C. Conséquences de l’étude des faits et des principes

Si nous nous entraînons continuellement dans l’étude des faits et des principes, nous acquerrons petit à petit la force de la sagesse qui nous permettra d’analyser et de juger sans difficultés les milliers de faits et de principes rencontrés, et par là même, nous obtiendrons la force de l’étude.

Section Trois : Le choix des bonnes conduites (jakeop tchouisa)

A. Définition

Par jakeop(mise en action), on entend l’utilisation des six sources d’action : les yeux, les oreilles, le nez, la langue, le corps et l’âme.Par tchouisa(choix), on entend choisir ce qui est juste et rejeter ce qui ne l’est pas.

B. Objectif du choix des bonnes conduites

Même si, grâce à la culture de l’esprit, nous avons acquis la force de la culture de l’esprit et même si, grâce à la l’étude des faits et des principes, nous avons acquis la force de l’étude, si nous ne parvenons pas à les utiliser dans toutes nos actions, la culture et l’étude auront été vaines: il n’en résultera aucun effet pratique, comme un arbre fruitier qui possèderait un tronc solide, de belles fleurs et de belles feuilles mais ne porterait aucun fruit.

D’une manière générale, nous, les êtres humains, ne sommes pas toujours en mesure de faire le bien tout en sachant que le bien est préférable et ne pouvons pas toujours nous empêcher de faire le mal tout en sachant que c’est mal et quittant ainsi un paradis paisible et tranquille, nous pénétrons dans un océan de souffrances et de tourments.Quelle en est la raison? C’est soit qu’on ne différencie pas le bien du mal, soit que connaissant cette différence on ne peut réfréner ses désirs ardents, soit encore qu’on est esclave de ses vieilles habitudes.Ainsi nous proposons d’éviter l’océan de souffrances et de tourments que nous n’aimons pas, pour laisser venir à nous le paradis que nous désirons, en nous entraînant à faire nôtres, quel qu’en soit le prix, les choses qui sont justes et à rejeter, coûte que coûte, les choses qui sont injustes.
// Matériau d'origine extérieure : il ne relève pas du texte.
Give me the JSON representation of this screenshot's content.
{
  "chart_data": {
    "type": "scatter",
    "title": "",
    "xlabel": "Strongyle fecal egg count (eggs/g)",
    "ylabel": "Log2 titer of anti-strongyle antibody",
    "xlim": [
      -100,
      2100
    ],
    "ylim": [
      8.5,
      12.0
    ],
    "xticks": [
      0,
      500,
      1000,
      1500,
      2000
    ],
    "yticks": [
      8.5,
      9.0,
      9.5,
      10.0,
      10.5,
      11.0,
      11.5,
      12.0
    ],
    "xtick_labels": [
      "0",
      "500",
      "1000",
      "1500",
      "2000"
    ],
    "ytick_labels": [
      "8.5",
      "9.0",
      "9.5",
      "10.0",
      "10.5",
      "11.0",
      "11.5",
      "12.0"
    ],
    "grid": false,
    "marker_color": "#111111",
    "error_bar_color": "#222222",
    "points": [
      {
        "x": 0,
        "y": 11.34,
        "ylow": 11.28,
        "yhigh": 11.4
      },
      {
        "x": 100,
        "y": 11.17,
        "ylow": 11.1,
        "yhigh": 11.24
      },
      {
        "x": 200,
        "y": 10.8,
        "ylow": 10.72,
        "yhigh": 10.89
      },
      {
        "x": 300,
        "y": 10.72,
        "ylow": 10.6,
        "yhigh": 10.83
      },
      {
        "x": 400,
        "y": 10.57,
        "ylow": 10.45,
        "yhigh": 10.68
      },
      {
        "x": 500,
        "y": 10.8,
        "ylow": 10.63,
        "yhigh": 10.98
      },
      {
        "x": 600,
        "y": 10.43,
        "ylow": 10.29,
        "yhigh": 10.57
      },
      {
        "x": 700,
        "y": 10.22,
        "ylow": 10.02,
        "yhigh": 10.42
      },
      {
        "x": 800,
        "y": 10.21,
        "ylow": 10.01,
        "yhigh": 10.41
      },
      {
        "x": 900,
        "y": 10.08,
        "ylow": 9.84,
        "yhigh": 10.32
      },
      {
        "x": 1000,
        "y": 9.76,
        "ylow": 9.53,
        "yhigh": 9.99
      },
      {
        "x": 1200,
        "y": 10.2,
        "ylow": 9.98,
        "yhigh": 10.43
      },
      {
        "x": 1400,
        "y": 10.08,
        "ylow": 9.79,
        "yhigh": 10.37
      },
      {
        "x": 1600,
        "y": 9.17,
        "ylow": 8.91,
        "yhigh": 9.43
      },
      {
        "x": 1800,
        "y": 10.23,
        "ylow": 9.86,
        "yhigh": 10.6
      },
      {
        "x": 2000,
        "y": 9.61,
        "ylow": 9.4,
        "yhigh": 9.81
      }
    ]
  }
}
C. Conséquences du choix des bonnes conduites

Si nous nous entraînons continuellement à faire le choix des bonnes conduites, nous acquerrons la force qui nous permettra de choisir courageusement ce qui est juste et de rejeter aussi courageusement ce qui est injuste à chaque fois que nous devons prendre une décision, et par là même, nous obtiendrons la force du choix des bonnes conduites.